ISLAMABAD: Prime Minister Shehbaz Sharif-led federal cabinet on Tuesday approved the imposition of 25 per cent sales tax on luxury items, fulfilling another condition set by the International Monetary Fund (IMF) for the revival $7 billion Extended Fund Facility (EFF) stalled for months, ARY News reported quoting sources.
The cabinet approved 25pc general sales tax (GST) on luxury items through a circulation summary. The formal notification will be issued by the Federal Board of Revenue in the coming days,
The summary approval was taken from the circulation for the notification of 25 pc ST from the federal cabinet. Now the Federal Board of Revenue (FBR) will issue a notification and the new rate will be applicable from March 1.
The items on which 25pc GST was imposed included aerated water and juices, imported cars, mobile phones, cat and dog food, sanitary and bathroom wares, carpets (excluding Afghanistan), chandeliers and lighting devices or equipment, chocolates, cigarettes, confectionary items, corn flakes etc, cosmetics, shaving items, tissue papers, crockery, decoration/ornamental devices, doors and window frames, fish, footwear, fruits and dry fruits, furniture, homes appliances (CBU), luxury leather jackets and apparels, mattress and sleeping bags, frozen or processed meat, mobile phone (CBU), musical instruments, arms and ammunition, shampoos, sun glasses, tomato ketchup and sauces, travelling bags and suitcases.
Read more: PAKISTAN APPRISES IMF OF IMPLEMENTATION OF DEMANDS
The federal government also slapped 25 percent GST rate on locally manufactured luxury vehicles of 1,400cc and above.
The FBR has estimated that it will collect Rs15 billion in additional taxes through the enhanced GST rate of 25 percent in the four-month period.

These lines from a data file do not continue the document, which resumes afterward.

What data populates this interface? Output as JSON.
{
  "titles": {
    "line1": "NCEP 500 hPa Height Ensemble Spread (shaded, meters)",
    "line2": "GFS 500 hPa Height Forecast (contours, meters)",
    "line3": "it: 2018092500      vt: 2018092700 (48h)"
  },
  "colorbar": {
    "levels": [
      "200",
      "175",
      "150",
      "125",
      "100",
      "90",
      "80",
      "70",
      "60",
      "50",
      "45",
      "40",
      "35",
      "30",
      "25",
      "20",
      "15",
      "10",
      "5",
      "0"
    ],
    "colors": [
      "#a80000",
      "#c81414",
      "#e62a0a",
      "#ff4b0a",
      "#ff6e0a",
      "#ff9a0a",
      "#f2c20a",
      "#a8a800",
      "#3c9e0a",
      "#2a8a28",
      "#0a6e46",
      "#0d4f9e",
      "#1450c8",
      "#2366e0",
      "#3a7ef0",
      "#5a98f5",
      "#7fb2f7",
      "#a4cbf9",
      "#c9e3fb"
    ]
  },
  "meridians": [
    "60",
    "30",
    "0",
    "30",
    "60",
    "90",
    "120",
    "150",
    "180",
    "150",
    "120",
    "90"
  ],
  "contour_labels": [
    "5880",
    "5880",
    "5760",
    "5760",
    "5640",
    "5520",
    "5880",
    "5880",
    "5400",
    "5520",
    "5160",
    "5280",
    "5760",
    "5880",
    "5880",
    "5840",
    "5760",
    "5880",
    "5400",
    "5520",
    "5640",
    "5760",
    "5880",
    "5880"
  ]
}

‘IMF satisfied with measures’
According to sources, Pakistan and IMF held virtual negotiations on Monday for revival of loan program – stalled for months.
During the meeting, the lender expressed satisfaction over the country’s measures, while Pakistan insisted for early finalisation of the staff-level agreement.
Sources told ARY News that the negotiations were moving in a positive direction as the Fund did not place any new demands during the virtual session.
Sources claimed that the State Bank of Pakistan (SBP) apprised IMF representatives about the estimate collection of foreign exchange reserves of $10 billion till June. “Pakistan has also achieved future targets prior to the staff level agreement”, they added.
It is pertinent to mention here that the government has accelerated implementing IMF demands to unlock the loan tranche for the revival of country’s economy.